Внутренний строй литературного произведения - [108]
В той серьезности, с которой Дмитрий Евгеньевич славил серьезность, было что-то почти наивное. Думаю, именно эта наивность предохранила его от качества, о котором мне говорили многие очень талантливые молодые литературоведы. Они жаловались на собственную неспособность видеть в литературных героях – не только лирических, «эскизных», но и вполне обыденных, эпических – действительных людей. Максимов не просто обладал этим умением, его острота (как это можно судить хотя бы по разбору «Завещания») была поразительной, едва ли не детской, (Правда, в его сознании существовал и обратный перевод – с языка жизни на язык литературы, но об этом я скажу позднее.) Именно эта острота придавала его работам их неповторимую тональность – ощущение живой теплоты, что ни в коей мере не сказывалось на их строгой научности.

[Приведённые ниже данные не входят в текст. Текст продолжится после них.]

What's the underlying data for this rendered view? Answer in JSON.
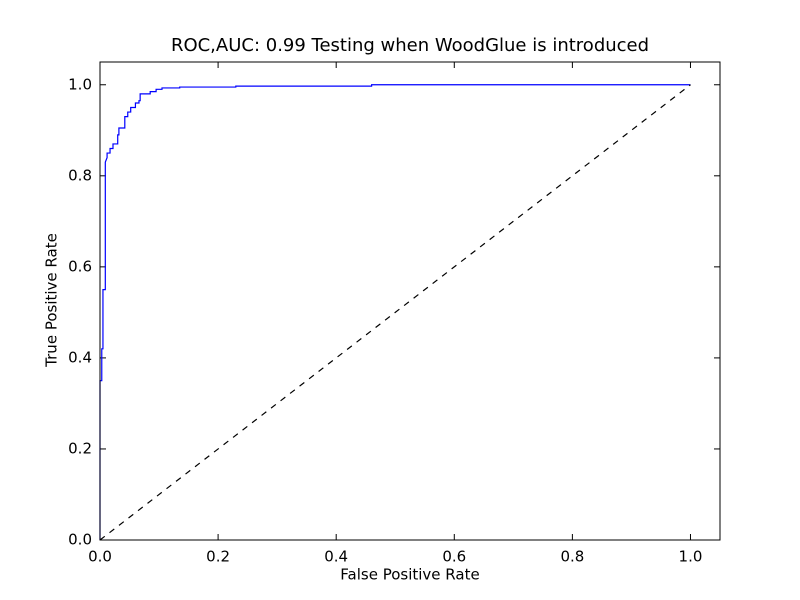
{
  "chart_data": {
    "type": "line",
    "title": "ROC,AUC: 0.99 Testing when WoodGlue is introduced",
    "x_label": "False Positive Rate",
    "y_label": "True Positive Rate",
    "xlim": [
      0,
      1.05
    ],
    "ylim": [
      0,
      1.05
    ],
    "xticks": [
      {
        "value": 0,
        "label": "0.0"
      },
      {
        "value": 0.2,
        "label": "0.2"
      },
      {
        "value": 0.4,
        "label": "0.4"
      },
      {
        "value": 0.6,
        "label": "0.6"
      },
      {
        "value": 0.8,
        "label": "0.8"
      },
      {
        "value": 1,
        "label": "1.0"
      }
    ],
    "yticks": [
      {
        "value": 0,
        "label": "0.0"
      },
      {
        "value": 0.2,
        "label": "0.2"
      },
      {
        "value": 0.4,
        "label": "0.4"
      },
      {
        "value": 0.6,
        "label": "0.6"
      },
      {
        "value": 0.8,
        "label": "0.8"
      },
      {
        "value": 1,
        "label": "1.0"
      }
    ],
    "grid": false,
    "series": [
      {
        "color": "#0000ff",
        "linestyle": "solid",
        "x": [
          0,
          0,
          0.003,
          0.003,
          0.005,
          0.005,
          0.009,
          0.009,
          0.012,
          0.012,
          0.017,
          0.017,
          0.022,
          0.022,
          0.03,
          0.03,
          0.032,
          0.032,
          0.042,
          0.042,
          0.047,
          0.047,
          0.052,
          0.052,
          0.06,
          0.06,
          0.066,
          0.066,
          0.068,
          0.068,
          0.085,
          0.085,
          0.095,
          0.095,
          0.105,
          0.105,
          0.135,
          0.135,
          0.23,
          0.23,
          0.46,
          0.46,
          1.0
        ],
        "values": [
          0,
          0.35,
          0.35,
          0.42,
          0.42,
          0.55,
          0.55,
          0.83,
          0.84,
          0.85,
          0.85,
          0.86,
          0.86,
          0.87,
          0.87,
          0.89,
          0.89,
          0.905,
          0.905,
          0.93,
          0.93,
          0.94,
          0.94,
          0.95,
          0.95,
          0.96,
          0.96,
          0.965,
          0.965,
          0.98,
          0.98,
          0.985,
          0.985,
          0.99,
          0.99,
          0.993,
          0.993,
          0.995,
          0.995,
          0.997,
          0.997,
          1.0,
          1.0
        ]
      },
      {
        "color": "#000000",
        "linestyle": "dashed",
        "x": [
          0,
          1
        ],
        "values": [
          0,
          1
        ]
      }
    ]
  }
}
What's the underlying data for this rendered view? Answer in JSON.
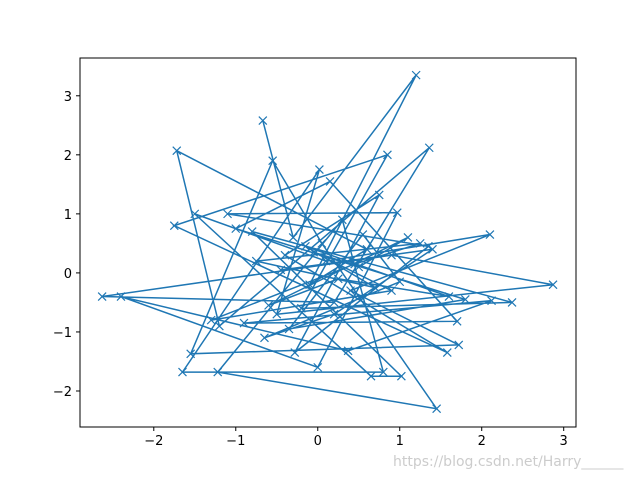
{
  "chart_data": {
    "type": "line",
    "color": "#1f77b4",
    "marker": "x",
    "x": [
      -0.67,
      -0.3,
      1.2,
      -0.1,
      0.6,
      -1.72,
      -1.2,
      1.36,
      0.2,
      -2.63,
      0.9,
      2.87,
      -0.5,
      0.02,
      -1.65,
      0.8,
      0.3,
      -1.22,
      1.45,
      0.05,
      -0.55,
      -1.55,
      1.72,
      0.4,
      2.1,
      0.1,
      -1.5,
      0.65,
      1.02,
      -0.8,
      2.37,
      -0.2,
      0.85,
      -1.75,
      1.58,
      -0.4,
      0.75,
      -0.28,
      1.35,
      -1.1,
      0.97,
      0.0,
      -2.4,
      0.37,
      2.12,
      -0.9,
      1.7,
      0.15,
      -1.0,
      0.5,
      1.1,
      -0.6,
      0.25,
      1.6,
      -0.15,
      0.7,
      -0.75,
      1.25,
      0.45,
      -1.3,
      0.9,
      -0.05,
      1.8,
      -0.35,
      0.55,
      1.0,
      -0.65,
      0.2,
      1.4,
      -0.45
    ],
    "values": [
      2.58,
      0.6,
      3.35,
      -0.2,
      0.4,
      2.07,
      -0.9,
      2.12,
      -0.5,
      -0.4,
      0.3,
      -0.2,
      -0.7,
      1.75,
      -1.68,
      -1.68,
      0.9,
      -1.68,
      -2.3,
      0.5,
      1.9,
      -1.37,
      -1.22,
      -0.3,
      0.65,
      0.2,
      1.0,
      -1.75,
      -1.75,
      0.7,
      -0.5,
      -0.6,
      2.0,
      0.8,
      -1.35,
      0.3,
      1.32,
      -1.35,
      0.45,
      1.0,
      1.02,
      -1.6,
      -0.4,
      -1.32,
      -0.47,
      -0.85,
      -0.82,
      1.55,
      0.75,
      0.1,
      0.6,
      -0.55,
      -0.1,
      -0.4,
      0.45,
      -0.25,
      0.2,
      0.5,
      0.15,
      -0.8,
      -0.3,
      0.35,
      -0.45,
      -0.95,
      0.65,
      -0.15,
      -1.1,
      -0.7,
      0.4,
      0.05
    ],
    "xlim": [
      -2.9,
      3.15
    ],
    "ylim": [
      -2.61,
      3.64
    ],
    "xticks": [
      {
        "value": -2,
        "label": "−2"
      },
      {
        "value": -1,
        "label": "−1"
      },
      0,
      1,
      2,
      3
    ],
    "yticks": [
      {
        "value": -2,
        "label": "−2"
      },
      {
        "value": -1,
        "label": "−1"
      },
      0,
      1,
      2,
      3
    ],
    "watermark": "https://blog.csdn.net/Harry______"
  }
}
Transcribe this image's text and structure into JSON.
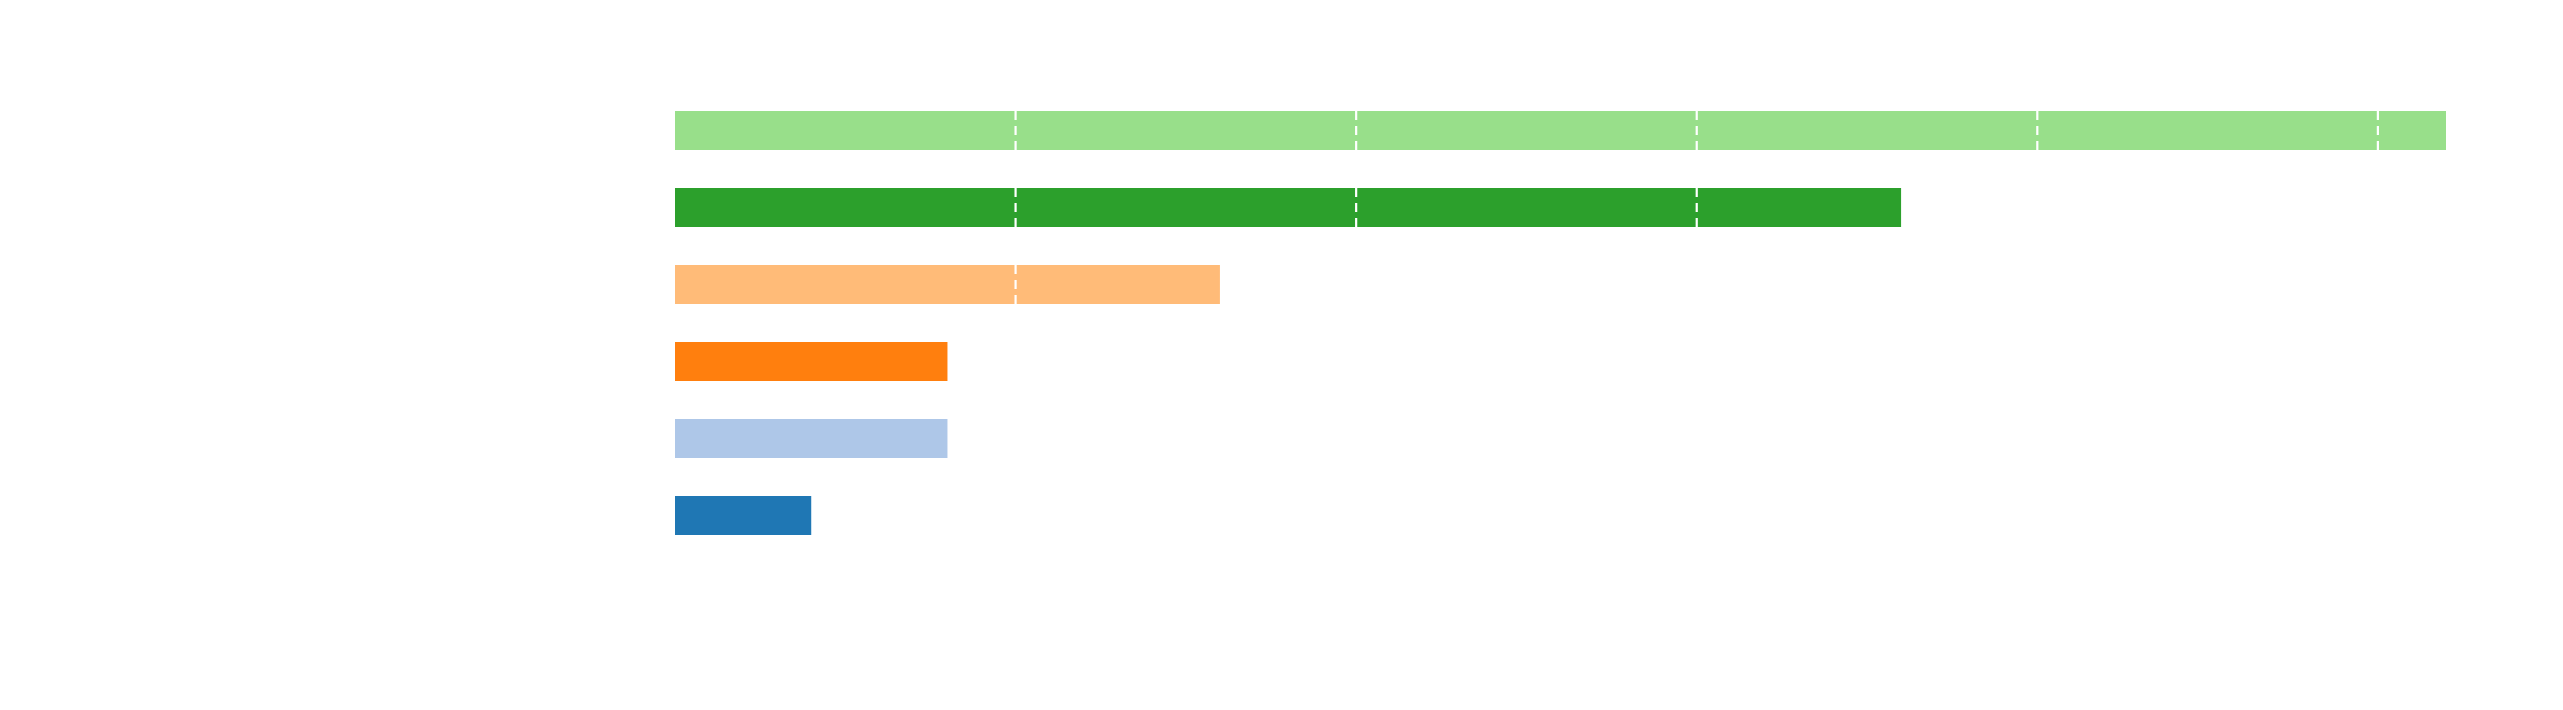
{
  "chart_data": {
    "type": "bar",
    "orientation": "horizontal",
    "values": [
      2.0,
      4.0,
      4.0,
      8.0,
      18.0,
      26.0
    ],
    "colors": [
      "#1f77b4",
      "#aec7e8",
      "#ff7f0e",
      "#ffbb78",
      "#2ca02c",
      "#98df8a"
    ],
    "xlim": [
      0,
      26
    ],
    "grid": {
      "x": true,
      "y": false,
      "style": "dashed",
      "color": "#ffffff",
      "drawn": "over bars"
    },
    "gridlines_x": [
      5,
      10,
      15,
      20,
      25
    ],
    "axes_visible": false
  }
}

Отдельную, достаточно грустную для меня тему представляет история моего восприятия собственной лирики Максимова. Если наше человеческое и даже научное взаимопонимание в главных его моментах наладилось достаточно быстро, то отчужденности по отношению к собственным его стихам я не могла преодолеть до конца его жизни. Честно сказать, во многом не преодолела и сейчас.
Меня пугала, почти отталкивала гротескная мрачность его лирического видения. Дмитрий Евгеньевич признавал человеческое право на такое отношение к его стихам, но, конечно, огорчался: в его душе эти причудливые миниатюры занимали немалое место.
Подробнее я писала о наших разговорах по поводу его стихов в другой работе; сейчас же хочу только проиллюстрировать максимовский творческий процесс на примере одного стихотворения.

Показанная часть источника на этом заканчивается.